Chapter 1 Flashcards
Population
The whole set of items that are of interest
Sample
A subset of the population intended to represent the population. Increasing sample sizes could improve estimates.
Advantages:
- Cheaper
- Quicker
- Less data to process
Disadvantages:
- Data may not be accurate
- Data may not be large enough to represent small sub-groups
Sampling unit
Each individual thing in the population that can be sampled.
Sampling frame
A list of sampling units of a population that have been individually named or numbered.
Census
Data collected from the entire population.
Advantages:
- Should give completely accurate result
Disadvantages:
- Time consuming
- Cannot be used when tested involves destruction
Large volume of data to process
Random sampling
When we want each sampling unit in our sampling frame to have an equal chance of being chosen in order to avoid bias.
- Simple random sampling
- Systematic sampling
- Stratified sampling
Non-random sampling
- Quota sampling
- Opportunity/convenience sampling
Simple random sampling
Every sampling unit in the sampling frame has an equal chance of being selected.
1. Allocate a number between 1 to N (number of people/things there are) to each thing.
2. Use a random number generator to select however many different numbers you need.
3. People/things corresponding to these numbers become the sample.
Advantages:
- Bias free
- Easy and cheap to implement
Each number has a known equal chance of being selected
Disadvantages:
- Not suitable when population size is large
- Sampling frame needed
Systematic sampling
Required elements are chosen at regular intervals in an ordered list. Take every k^th elements where: k = pop size/sample size starting at random item between 1 and k.
Advantages:
- Simple and quick to use
- Suitable for large samples/populations
Disadvantages:
- Sampling frame again needed
- Can introduce bias if sampling frame not random
Systematic sampling example
A telephone directory contains 50,000 names. A researcher wishes to select a systematic sample of 100 names from the directory. Explain in detail how the researcher should obtain such a sample.
Randomly select a number between 001 and 500. Select every 500th person.
Stratified sampling
Population divided into strata (distinct groups) and a simple random sample carried out in each group. Used when people is large and population naturally divides into groups.
Same proportion (sample size/population size) sampled from each strata.
Advantages:
Reflects population structure
- Guarantees proportional representation of groups within population
Disadvantages:
- Population must be clearly classified into distinct strata
- Selection within each stratum suffers same disadvantages as simple random sampling
Stratified sampling example:
A school has 15 classes and a 6th form. In each class there are 30 students. In the 6th form there are 150 students. There are equal numbers of boys and girls in each class and in the 6th form. The headteacher wishes to obtain the opinions of the students about school uniforms. Explain how the headteacher would take a stratified sample of size 40.
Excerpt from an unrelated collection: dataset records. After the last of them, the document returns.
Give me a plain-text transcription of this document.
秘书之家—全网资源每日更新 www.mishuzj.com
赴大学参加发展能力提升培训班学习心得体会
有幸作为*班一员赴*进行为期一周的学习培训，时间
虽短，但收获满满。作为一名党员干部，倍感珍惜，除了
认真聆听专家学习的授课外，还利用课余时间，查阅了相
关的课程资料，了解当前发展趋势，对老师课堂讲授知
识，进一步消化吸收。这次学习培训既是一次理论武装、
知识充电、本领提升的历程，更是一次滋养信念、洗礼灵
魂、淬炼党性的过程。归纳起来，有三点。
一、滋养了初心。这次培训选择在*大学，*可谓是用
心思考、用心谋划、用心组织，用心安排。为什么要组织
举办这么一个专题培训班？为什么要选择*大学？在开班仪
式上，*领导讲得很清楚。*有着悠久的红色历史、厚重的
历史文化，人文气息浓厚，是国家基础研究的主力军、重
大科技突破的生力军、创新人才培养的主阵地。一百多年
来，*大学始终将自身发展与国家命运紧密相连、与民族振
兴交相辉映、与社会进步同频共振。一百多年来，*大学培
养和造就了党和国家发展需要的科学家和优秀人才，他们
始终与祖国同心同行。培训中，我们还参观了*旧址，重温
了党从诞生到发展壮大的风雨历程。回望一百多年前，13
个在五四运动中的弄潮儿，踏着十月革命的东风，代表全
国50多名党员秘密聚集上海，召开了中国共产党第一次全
Total in school = (15x30) + 150 = 600.
random sample of 30/60 x 40 = 2 from each of the 15 classes.
random sample of 150/600 x 40 = 10 in 6th form.
Label the boys in each class from 1-15 and do the same for the girls. Use random numbers to select 1 girl and 1 boy.
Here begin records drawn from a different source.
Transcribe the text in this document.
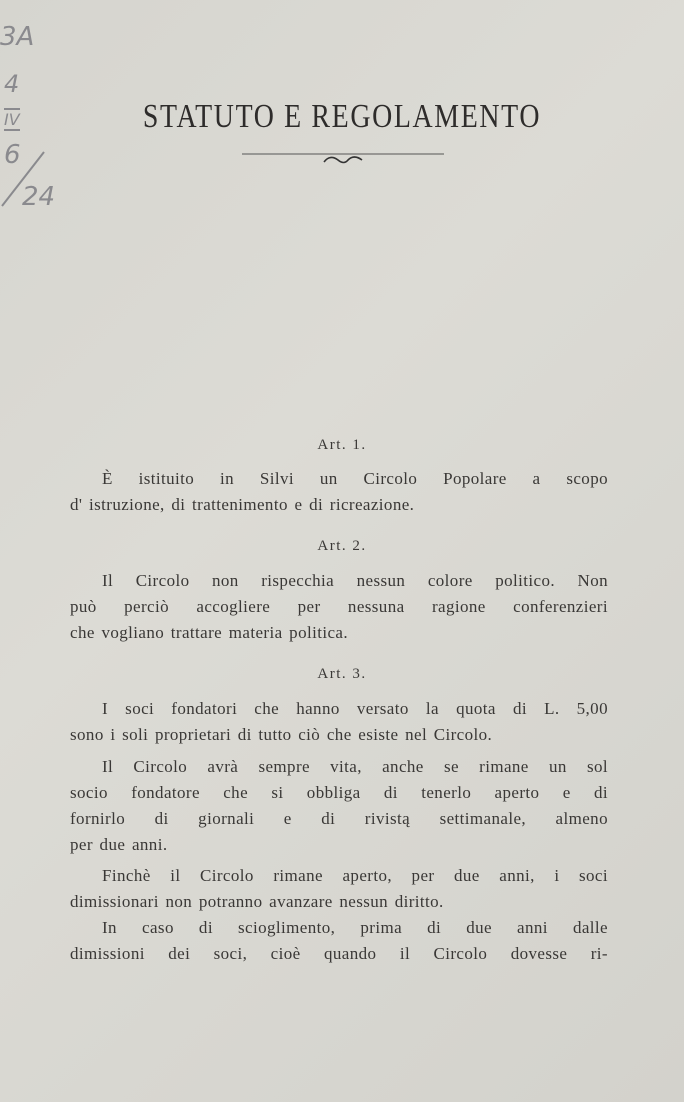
3A
4
IV
6
24
STATUTO E REGOLAMENTO
Art. 1.
È istituito in Silvi un Circolo Popolare a scopo
d' istruzione, di trattenimento e di ricreazione.
Art. 2.
Il Circolo non rispecchia nessun colore politico. Non
può perciò accogliere per nessuna ragione conferenzieri
che vogliano trattare materia politica.
Art. 3.
I soci fondatori che hanno versato la quota di L. 5,00
sono i soli proprietari di tutto ciò che esiste nel Circolo.
Il Circolo avrà sempre vita, anche se rimane un sol
socio fondatore che si obbliga di tenerlo aperto e di
fornirlo di giornali e di rivistą settimanale, almeno
per due anni.
Finchè il Circolo rimane aperto, per due anni, i soci
dimissionari non potranno avanzare nessun diritto.
In caso di scioglimento, prima di due anni dalle
dimissioni dei soci, cioè quando il Circolo dovesse ri-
Label the boys in the 6th form 1-75 and the same for the girls. Use random numbers to select 5 different boys and 5 different girls.
Quota sampling
Population divided into groups according to characteristic. A quota of items/people in each group is set to try and reflect the group’s proportion in the whole population. Interviewer selects the actual sampling units.
Advantages:
- Allows small sample to still be representative of population
- No sampling frame required
- Quick, easy, inexpensive
- Allows for easy comparison between different groups in population
Disadvantages:
- Non-random sampling can introduce bias
- Population must be divided into groups, which can be costly or inaccurate
- Increasing scope of study increases number of groups, adding time/expense
- Non-responses are not recorded
Quota sampling example
A lake contains 3 species of fish. There are estimated 1400 trout, 600 bass and 450 pike in the lake. A survey of the health of the fish in the lake is carried out and a sample of 30 fish is chosen. Explain how quota sampling could be used to select the sample of 30 fish.
Trout - 1400/2450 x 30 = 17.14
Bass - 600/2450 x 30 = 7.35
Pike - 450/2450 = 5.51
Fish are caught from the lake until the quota of 17 trout, 7 bass and 6 pike are reached. If a fish is caught and the species’ quota is full, then this is ignored.
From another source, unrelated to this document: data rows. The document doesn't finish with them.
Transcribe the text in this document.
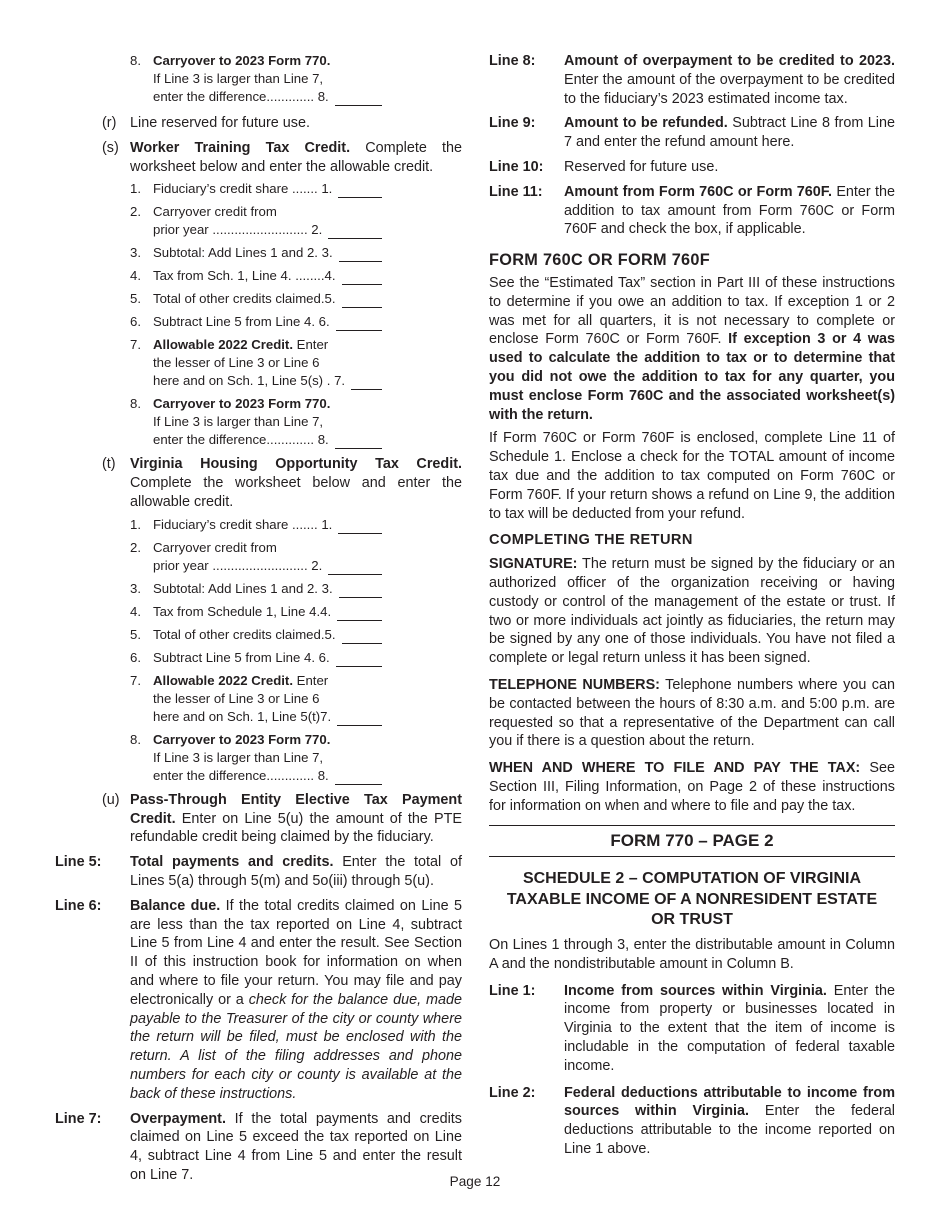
8. Carryover to 2023 Form 770.
If Line 3 is larger than Line 7,
enter the difference............. 8.
(r) Line reserved for future use.
(s) Worker Training Tax Credit. Complete the worksheet below and enter the allowable credit.
1. Fiduciary’s credit share ....... 1.
2. Carryover credit from
prior year .......................... 2.
3. Subtotal: Add Lines 1 and 2. 3.
4. Tax from Sch. 1, Line 4. ........4.
5. Total of other credits claimed.5.
6. Subtract Line 5 from Line 4. 6.
7. Allowable 2022 Credit. Enter
the lesser of Line 3 or Line 6
here and on Sch. 1, Line 5(s) . 7.
8. Carryover to 2023 Form 770.
If Line 3 is larger than Line 7,
enter the difference............. 8.
(t) Virginia Housing Opportunity Tax Credit. Complete the worksheet below and enter the allowable credit.
1. Fiduciary’s credit share ....... 1.
2. Carryover credit from
prior year .......................... 2.
3. Subtotal: Add Lines 1 and 2. 3.
4. Tax from Schedule 1, Line 4.4.
5. Total of other credits claimed.5.
6. Subtract Line 5 from Line 4. 6.
7. Allowable 2022 Credit. Enter
the lesser of Line 3 or Line 6
here and on Sch. 1, Line 5(t)7.
8. Carryover to 2023 Form 770.
If Line 3 is larger than Line 7,
enter the difference............. 8.
(u) Pass-Through Entity Elective Tax Payment Credit. Enter on Line 5(u) the amount of the PTE refundable credit being claimed by the fiduciary.
Line 5: Total payments and credits. Enter the total of Lines 5(a) through 5(m) and 5o(iii) through 5(u).
Line 6: Balance due. If the total credits claimed on Line 5 are less than the tax reported on Line 4, subtract Line 5 from Line 4 and enter the result. See Section II of this instruction book for information on when and where to file your return. You may file and pay electronically or a check for the balance due, made payable to the Treasurer of the city or county where the return will be filed, must be enclosed with the return. A list of the filing addresses and phone numbers for each city or county is available at the back of these instructions.
Line 7: Overpayment. If the total payments and credits claimed on Line 5 exceed the tax reported on Line 4, subtract Line 4 from Line 5 and enter the result on Line 7.
Line 8: Amount of overpayment to be credited to 2023. Enter the amount of the overpayment to be credited to the fiduciary’s 2023 estimated income tax.
Line 9: Amount to be refunded. Subtract Line 8 from Line 7 and enter the refund amount here.
Line 10: Reserved for future use.
Line 11: Amount from Form 760C or Form 760F. Enter the addition to tax amount from Form 760C or Form 760F and check the box, if applicable.
FORM 760C OR FORM 760F

See the “Estimated Tax” section in Part III of these instructions to determine if you owe an addition to tax. If exception 1 or 2 was met for all quarters, it is not necessary to complete or enclose Form 760C or Form 760F. If exception 3 or 4 was used to calculate the addition to tax or to determine that you did not owe the addition to tax for any quarter, you must enclose Form 760C and the associated worksheet(s) with the return.

If Form 760C or Form 760F is enclosed, complete Line 11 of Schedule 1. Enclose a check for the TOTAL amount of income tax due and the addition to tax computed on Form 760C or Form 760F. If your return shows a refund on Line 9, the addition to tax will be deducted from your refund.

COMPLETING THE RETURN

SIGNATURE: The return must be signed by the fiduciary or an authorized officer of the organization receiving or having custody or control of the management of the estate or trust. If two or more individuals act jointly as fiduciaries, the return may be signed by any one of those individuals. You have not filed a complete or legal return unless it has been signed.

TELEPHONE NUMBERS: Telephone numbers where you can be contacted between the hours of 8:30 a.m. and 5:00 p.m. are requested so that a representative of the Department can call you if there is a question about the return.

WHEN AND WHERE TO FILE AND PAY THE TAX: See Section III, Filing Information, on Page 2 of these instructions for information on when and where to file and pay the tax.

FORM 770 – PAGE 2
SCHEDULE 2 – COMPUTATION OF VIRGINIA TAXABLE INCOME OF A NONRESIDENT ESTATE OR TRUST

On Lines 1 through 3, enter the distributable amount in Column A and the nondistributable amount in Column B.

Line 1: Income from sources within Virginia. Enter the income from property or businesses located in Virginia to the extent that the item of income is includable in the computation of federal taxable income.
Line 2: Federal deductions attributable to income from sources within Virginia. Enter the federal deductions attributable to the income reported on Line 1 above.
Page 12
Opportunity/convenience sampling.
Sample taken from people who are available at time of study, who meet criteria. Interviewer selects the actual sampling units according to the set criteria.
Advantages:
- Easy to carry out
- Inexpensive
Disadvantages:
- Unlikely to provide a representative sample
- Highly dependent on individual researcher
Types of data
- Qualitative/categorical: non-numerical values e.g. colour
- Quantitative: numerical values -> Discrete (can only take specific values e.g. shoe size) or Continuous (can take any decimal value)